Fang Ye, Ruya Zhou, Haiying Lin, Liping Wu, Xianjun Wu
Abstract
Open AccessBackground: Atrial fibrillation (AF) is the most common cardiac arrhythmia, contributing to substantial morbidity, mortality, and healthcare burden. While genome-wide association studies (GWAS) have identified numerous genetic variants linked to AF risk, the causal roles of proteolytic enzymes such as cathepsins remain poorly defined. This study employed bidirectional and multivariable Mendelian randomization (MR) approaches to investigate the causal relationship between genetically determined cathepsin levels and AF risk. Methods: Genetic instruments for nine cathepsins were derived from the INTERVAL study (n = 3301, European ancestry), using a significance threshold of p < 5 × 10-6 and stringent LD pruning (r 2 < 0.001, 10,000 kb window). Only SNPs with F-statistics > 10 were retained. AF outcome data were obtained from a GWAS meta-analysis comprising 60,620 cases and 970,216 controls of European descent. Two-sample MR analyses were conducted using the inverse variance weighted (IVW) method, supported by MR-Egger and weighted median approaches. Multivariable MR was used to adjust for correlated cathepsins, and reverse MR assessed bidirectional causality.
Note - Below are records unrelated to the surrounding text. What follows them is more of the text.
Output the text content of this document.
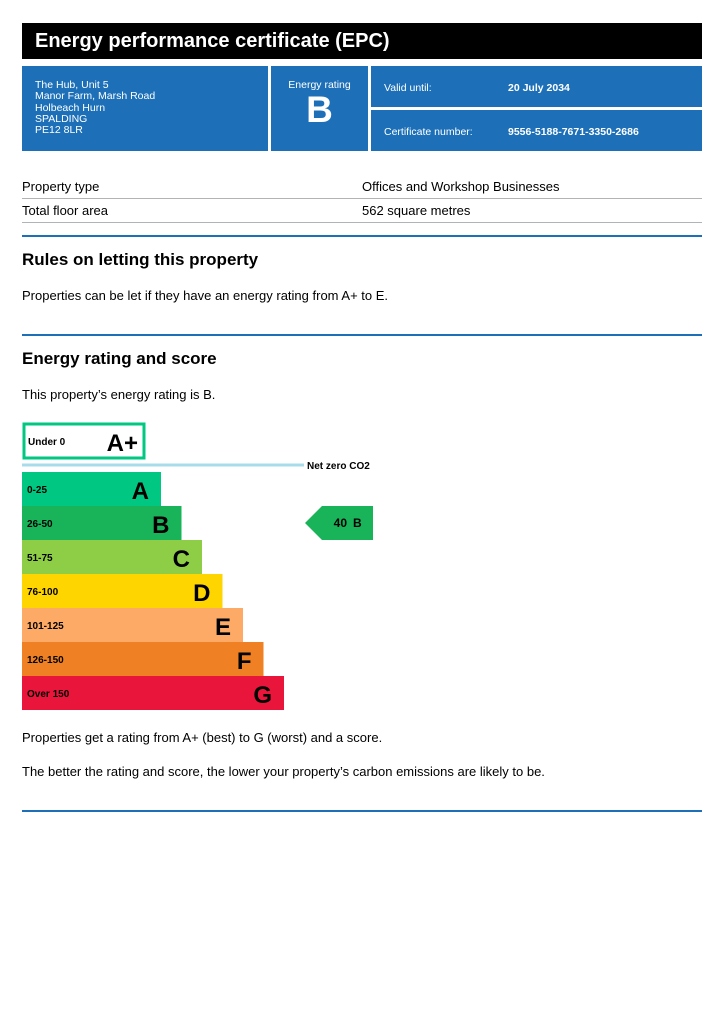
Energy performance certificate (EPC)
The Hub, Unit 5
Manor Farm, Marsh Road
Holbeach Hurn
SPALDING
PE12 8LR
Energy rating
B
Valid until:	20 July 2034
Certificate number:	9556-5188-7671-3350-2686
Property type	Offices and Workshop Businesses
Total floor area	562 square metres
Rules on letting this property

Properties can be let if they have an energy rating from A+ to E.

Energy rating and score

This property’s energy rating is B.

Under 0 A+
Net zero CO2
0-25	A
26-50	B
51-75	C
76-100	D
101-125	E
126-150	F
Over 150	G
40 B

Properties get a rating from A+ (best) to G (worst) and a score.

The better the rating and score, the lower your property’s carbon emissions are likely to be.
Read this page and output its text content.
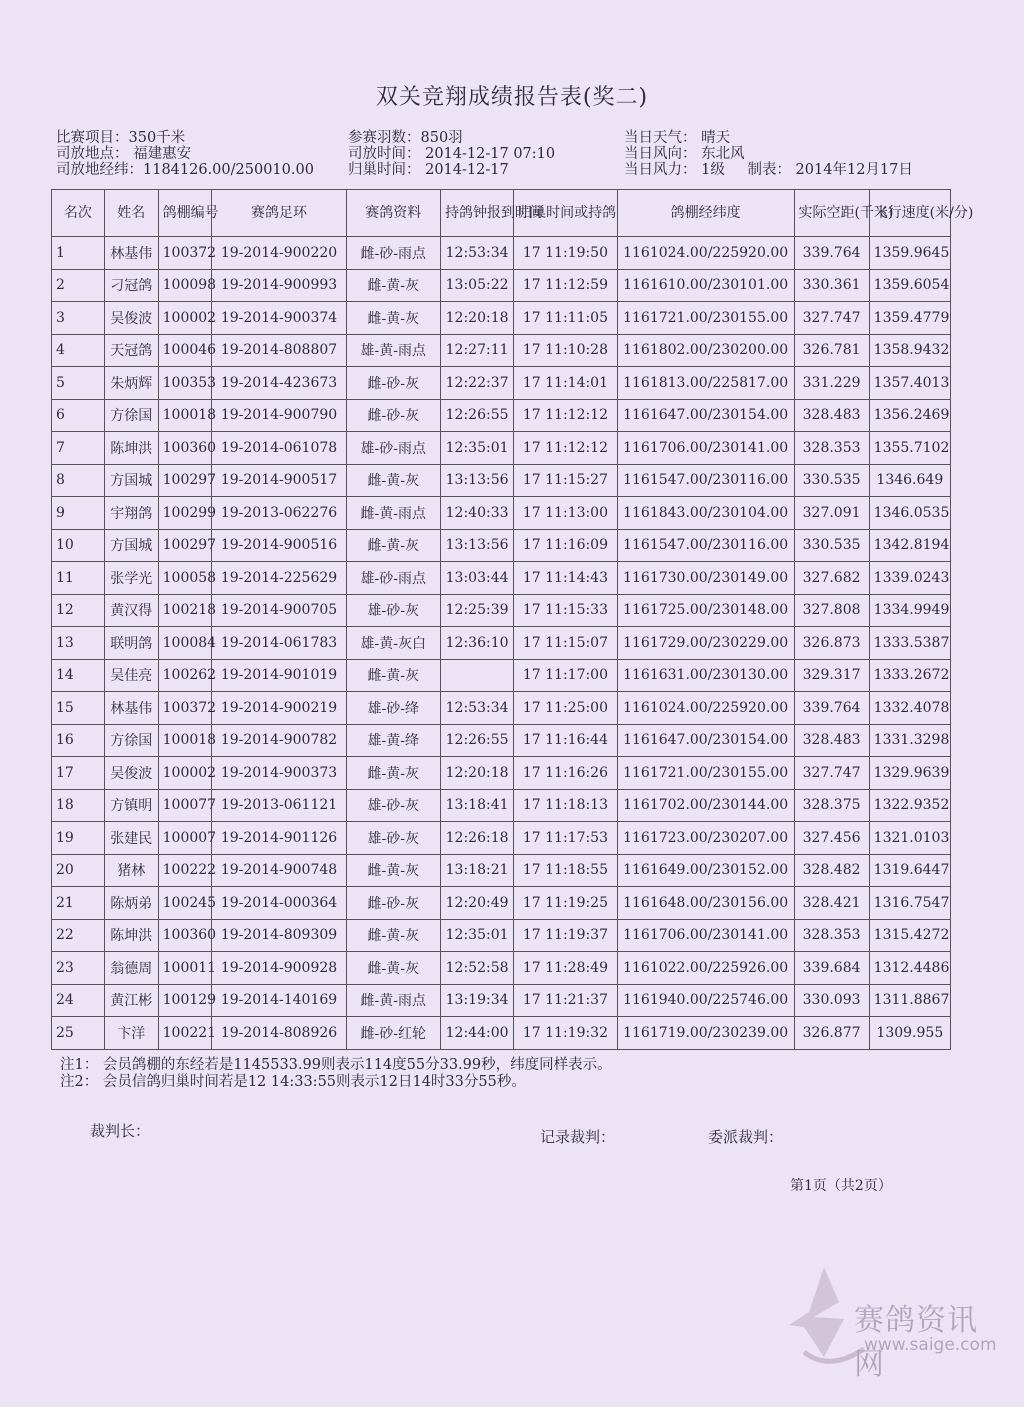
双关竞翔成绩报告表(奖二)
比赛项目：350千米
司放地点： 福建惠安
司放地经纬：1184126.00/250010.00
参赛羽数：850羽
司放时间： 2014-12-17 07:10
归巢时间： 2014-12-17
当日天气： 晴天
当日风向： 东北风
当日风力： 1级 制表： 2014年12月17日
名次	姓名	鸽棚编号	赛鸽足环	赛鸽资料	持鸽钟报到时间	归巢时间或持鸽	鸽棚经纬度	实际空距(千米)	飞行速度(米/分)
1	林基伟	100372	19-2014-900220	雌-砂-雨点	12:53:34	17 11:19:50	1161024.00/225920.00	339.764	1359.9645
2	刁冠鸽	100098	19-2014-900993	雌-黄-灰	13:05:22	17 11:12:59	1161610.00/230101.00	330.361	1359.6054
3	吴俊波	100002	19-2014-900374	雌-黄-灰	12:20:18	17 11:11:05	1161721.00/230155.00	327.747	1359.4779
4	天冠鸽	100046	19-2014-808807	雄-黄-雨点	12:27:11	17 11:10:28	1161802.00/230200.00	326.781	1358.9432
5	朱炳辉	100353	19-2014-423673	雌-砂-灰	12:22:37	17 11:14:01	1161813.00/225817.00	331.229	1357.4013
6	方徐国	100018	19-2014-900790	雌-砂-灰	12:26:55	17 11:12:12	1161647.00/230154.00	328.483	1356.2469
7	陈坤洪	100360	19-2014-061078	雄-砂-雨点	12:35:01	17 11:12:12	1161706.00/230141.00	328.353	1355.7102
8	方国城	100297	19-2014-900517	雌-黄-灰	13:13:56	17 11:15:27	1161547.00/230116.00	330.535	1346.649
9	宇翔鸽	100299	19-2013-062276	雌-黄-雨点	12:40:33	17 11:13:00	1161843.00/230104.00	327.091	1346.0535
10	方国城	100297	19-2014-900516	雌-黄-灰	13:13:56	17 11:16:09	1161547.00/230116.00	330.535	1342.8194
11	张学光	100058	19-2014-225629	雄-砂-雨点	13:03:44	17 11:14:43	1161730.00/230149.00	327.682	1339.0243
12	黄汉得	100218	19-2014-900705	雄-砂-灰	12:25:39	17 11:15:33	1161725.00/230148.00	327.808	1334.9949
13	联明鸽	100084	19-2014-061783	雄-黄-灰白	12:36:10	17 11:15:07	1161729.00/230229.00	326.873	1333.5387
14	吴佳亮	100262	19-2014-901019	雌-黄-灰		17 11:17:00	1161631.00/230130.00	329.317	1333.2672
15	林基伟	100372	19-2014-900219	雄-砂-绛	12:53:34	17 11:25:00	1161024.00/225920.00	339.764	1332.4078
16	方徐国	100018	19-2014-900782	雄-黄-绛	12:26:55	17 11:16:44	1161647.00/230154.00	328.483	1331.3298
17	吴俊波	100002	19-2014-900373	雌-黄-灰	12:20:18	17 11:16:26	1161721.00/230155.00	327.747	1329.9639
18	方镇明	100077	19-2013-061121	雄-砂-灰	13:18:41	17 11:18:13	1161702.00/230144.00	328.375	1322.9352
19	张建民	100007	19-2014-901126	雄-砂-灰	12:26:18	17 11:17:53	1161723.00/230207.00	327.456	1321.0103
20	猪林	100222	19-2014-900748	雌-黄-灰	13:18:21	17 11:18:55	1161649.00/230152.00	328.482	1319.6447
21	陈炳弟	100245	19-2014-000364	雌-砂-灰	12:20:49	17 11:19:25	1161648.00/230156.00	328.421	1316.7547
22	陈坤洪	100360	19-2014-809309	雌-黄-灰	12:35:01	17 11:19:37	1161706.00/230141.00	328.353	1315.4272
23	翁德周	100011	19-2014-900928	雌-黄-灰	12:52:58	17 11:28:49	1161022.00/225926.00	339.684	1312.4486
24	黄江彬	100129	19-2014-140169	雌-黄-雨点	13:19:34	17 11:21:37	1161940.00/225746.00	330.093	1311.8867
25	卞洋	100221	19-2014-808926	雌-砂-红轮	12:44:00	17 11:19:32	1161719.00/230239.00	326.877	1309.955
注1： 会员鸽棚的东经若是1145533.99则表示114度55分33.99秒，纬度同样表示。
注2： 会员信鸽归巢时间若是12 14:33:55则表示12日14时33分55秒。
裁判长：	记录裁判：	委派裁判：
第1页（共2页）
赛鸽资讯网
www.saige.com
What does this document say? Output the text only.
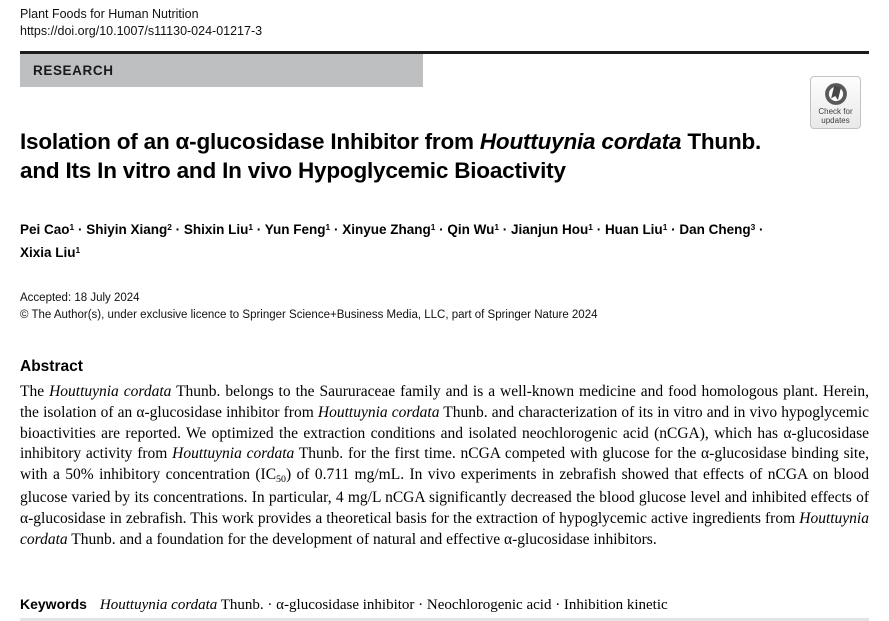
Plant Foods for Human Nutrition
https://doi.org/10.1007/s11130-024-01217-3
RESEARCH
Check for
updates
Isolation of an α-glucosidase Inhibitor from Houttuynia cordata Thunb.
and Its In vitro and In vivo Hypoglycemic Bioactivity
Pei Cao$^1$ · Shiyin Xiang$^2$ · Shixin Liu$^1$ · Yun Feng$^1$ · Xinyue Zhang$^1$ · Qin $Wu^1$ · Jianjun Hou$^1$ · Huan Liu$^1$ · Dan Cheng$^3$ ·
Xixia Liu$^1$
Accepted: 18 July 2024
© The Author(s), under exclusive licence to Springer Science+Business Media, LLC, part of Springer Nature 2024
Abstract

The Houttuynia cordata Thunb. belongs to the Saururaceae family and is a well-known medicine and food homologous plant. Herein, the isolation of an α-glucosidase inhibitor from Houttuynia cordata Thunb. and characterization of its in vitro and in vivo hypoglycemic bioactivities are reported. We optimized the extraction conditions and isolated neochlorogenic acid (nCGA), which has α-glucosidase inhibitory activity from Houttuynia cordata Thunb. for the first time. nCGA competed with glucose for the α-glucosidase binding site, with a 50% inhibitory concentration $(IC_{50})$ of 0.711 mg/mL. In vivo experiments in zebrafish showed that effects of nCGA on blood glucose varied by its concentrations. In particular, 4 mg/L nCGA significantly decreased the blood glucose level and inhibited effects of α-glucosidase in zebrafish. This work provides a theoretical basis for the extraction of hypoglycemic active ingredients from Houttuynia cordata Thunb. and a foundation for the development of natural and effective α-glucosidase inhibitors.

Keywords Houttuynia cordata Thunb. · α-glucosidase inhibitor · Neochlorogenic acid · Inhibition kinetic
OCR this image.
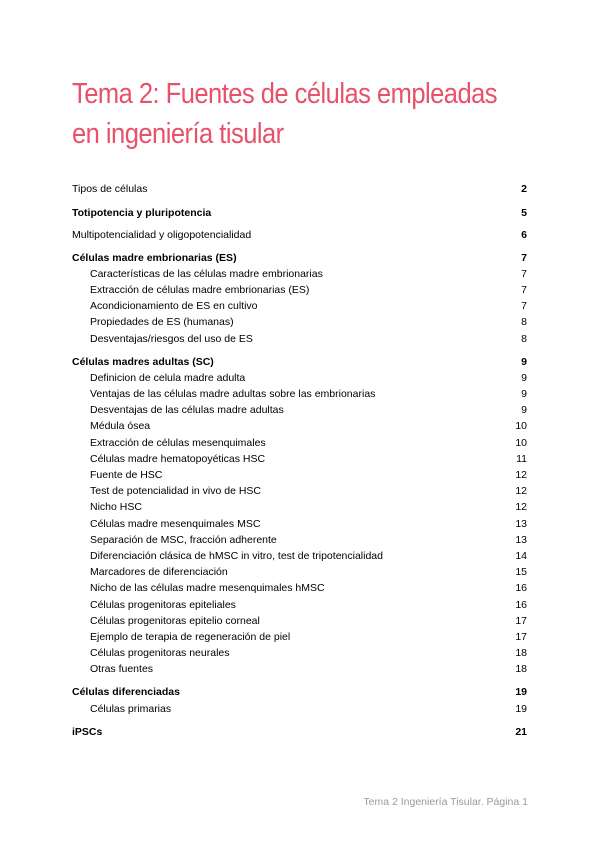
Tema 2: Fuentes de células empleadas en ingeniería tisular
Tipos de células	2
Totipotencia y pluripotencia	5
Multipotencialidad y oligopotencialidad	6
Células madre embrionarias (ES)	7
Características de las células madre embrionarias	7
Extracción de células madre embrionarias (ES)	7
Acondicionamiento de ES en cultivo	7
Propiedades de ES (humanas)	8
Desventajas/riesgos del uso de ES	8
Células madres adultas (SC)	9
Definicion de celula madre adulta	9
Ventajas de las células madre adultas sobre las embrionarias	9
Desventajas de las células madre adultas	9
Médula ósea	10
Extracción de células mesenquimales	10
Células madre hematopoyéticas HSC	11
Fuente de HSC	12
Test de potencialidad in vivo de HSC	12
Nicho HSC	12
Células madre mesenquimales MSC	13
Separación de MSC, fracción adherente	13
Diferenciación clásica de hMSC in vitro, test de tripotencialidad	14
Marcadores de diferenciación	15
Nicho de las células madre mesenquimales hMSC	16
Células progenitoras epiteliales	16
Células progenitoras epitelio corneal	17
Ejemplo de terapia de regeneración de piel	17
Células progenitoras neurales	18
Otras fuentes	18
Células diferenciadas	19
Células primarias	19
iPSCs	21
Tema 2 Ingeniería Tisular. Página 1
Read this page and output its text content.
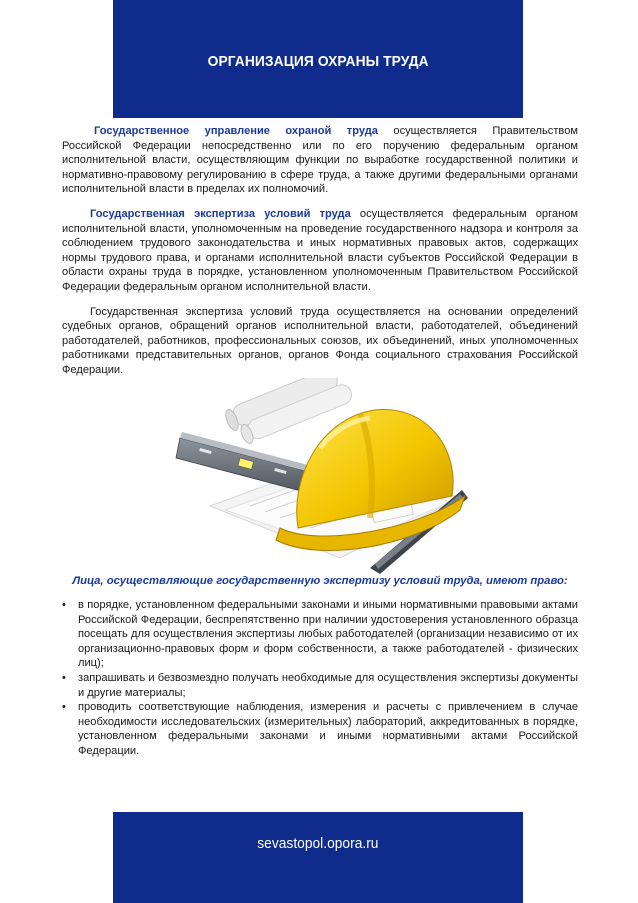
ОРГАНИЗАЦИЯ ОХРАНЫ ТРУДА

Государственное управление охраной труда осуществляется Правительством Российской Федерации непосредственно или по его поручению федеральным органом исполнительной власти, осуществляющим функции по выработке государственной политики и нормативно-правовому регулированию в сфере труда, а также другими федеральными органами исполнительной власти в пределах их полномочий.

Государственная экспертиза условий труда осуществляется федеральным органом исполнительной власти, уполномоченным на проведение государственного надзора и контроля за соблюдением трудового законодательства и иных нормативных правовых актов, содержащих нормы трудового права, и органами исполнительной власти субъектов Российской Федерации в области охраны труда в порядке, установленном уполномоченным Правительством Российской Федерации федеральным органом исполнительной власти.

Государственная экспертиза условий труда осуществляется на основании определений судебных органов, обращений органов исполнительной власти, работодателей, объединений работодателей, работников, профессиональных союзов, их объединений, иных уполномоченных работниками представительных органов, органов Фонда социального страхования Российской Федерации.

Лица, осуществляющие государственную экспертизу условий труда, имеют право:
• в порядке, установленном федеральными законами и иными нормативными правовыми актами Российской Федерации, беспрепятственно при наличии удостоверения установленного образца посещать для осуществления экспертизы любых работодателей (организации независимо от их организационно-правовых форм и форм собственности, а также работодателей - физических лиц);
• запрашивать и безвозмездно получать необходимые для осуществления экспертизы документы и другие материалы;
• проводить соответствующие наблюдения, измерения и расчеты с привлечением в случае необходимости исследовательских (измерительных) лабораторий, аккредитованных в порядке, установленном федеральными законами и иными нормативными актами Российской Федерации.
sevastopol.opora.ru
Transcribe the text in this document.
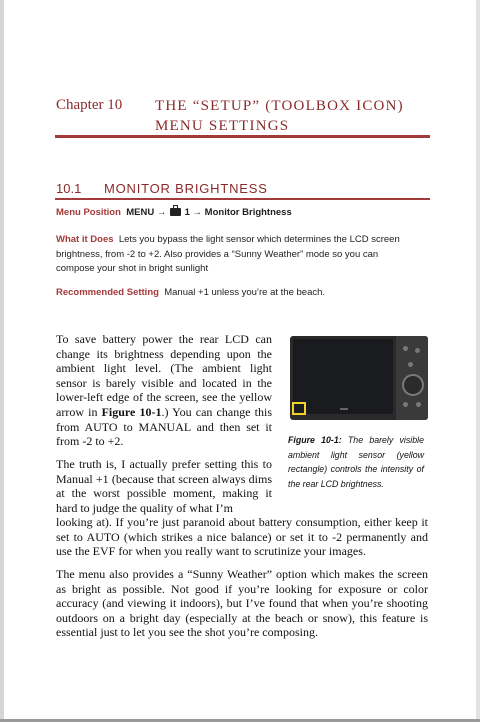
Chapter 10 THE “SETUP” (TOOLBOX ICON)
MENU SETTINGS
10.1 MONITOR BRIGHTNESS
Menu Position MENU → 1 → Monitor Brightness
What it Does Lets you bypass the light sensor which determines the LCD screen brightness, from -2 to +2. Also provides a “Sunny Weather” mode so you can compose your shot in bright sunlight
Recommended Setting Manual +1 unless you’re at the beach.
To save battery power the rear LCD can change its brightness depending upon the ambient light level. (The ambient light sensor is barely visible and located in the lower-left edge of the screen, see the yellow arrow in Figure 10-1.) You can change this from AUTO to MANUAL and then set it from -2 to +2.	Figure 10-1: The barely visible ambient light sensor (yellow rectangle) controls the intensity of the rear LCD brightness.
The truth is, I actually prefer setting this to Manual +1 (because that screen always dims at the worst possible moment, making it hard to judge the quality of what I’m
looking at). If you’re just paranoid about battery consumption, either keep it set to AUTO (which strikes a nice balance) or set it to -2 permanently and use the EVF for when you really want to scrutinize your images.
The menu also provides a “Sunny Weather” option which makes the screen as bright as possible. Not good if you’re looking for exposure or color accuracy (and viewing it indoors), but I’ve found that when you’re shooting outdoors on a bright day (especially at the beach or snow), this feature is essential just to let you see the shot you’re composing.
Results: Genetically elevated cathepsin O levels were significantly associated with increased AF risk (IVW: p = 0.0025, OR = 1.06, 95% CI 1.02-1.10), and this association remained robust in multivariable MR (IVW: p = 0.0265, OR = 1.0571, 95% CI 1.0065-1.1102). A suggestive association for cathepsin B was observed only in multivariable MR (IVW: p = 0.0356, OR = 1.0279, 95% CI 1.0018-1.0547), but did not survive multiple testing correction. Sensitivity analyses supported the validity of these findings, and reverse MR showed no evidence of reverse causation. Conclusion: This study provides genetic evidence that elevated cathepsin O levels-and conditionally cathepsin B-are causally linked to increased AF risk. These findings highlight the potential role of proteolytic enzymes in AF pathogenesis and suggest novel therapeutic targets. All analyses were conducted in European-ancestry populations; replication in diverse cohorts and mechanistic studies are warranted to validate and extend these insights.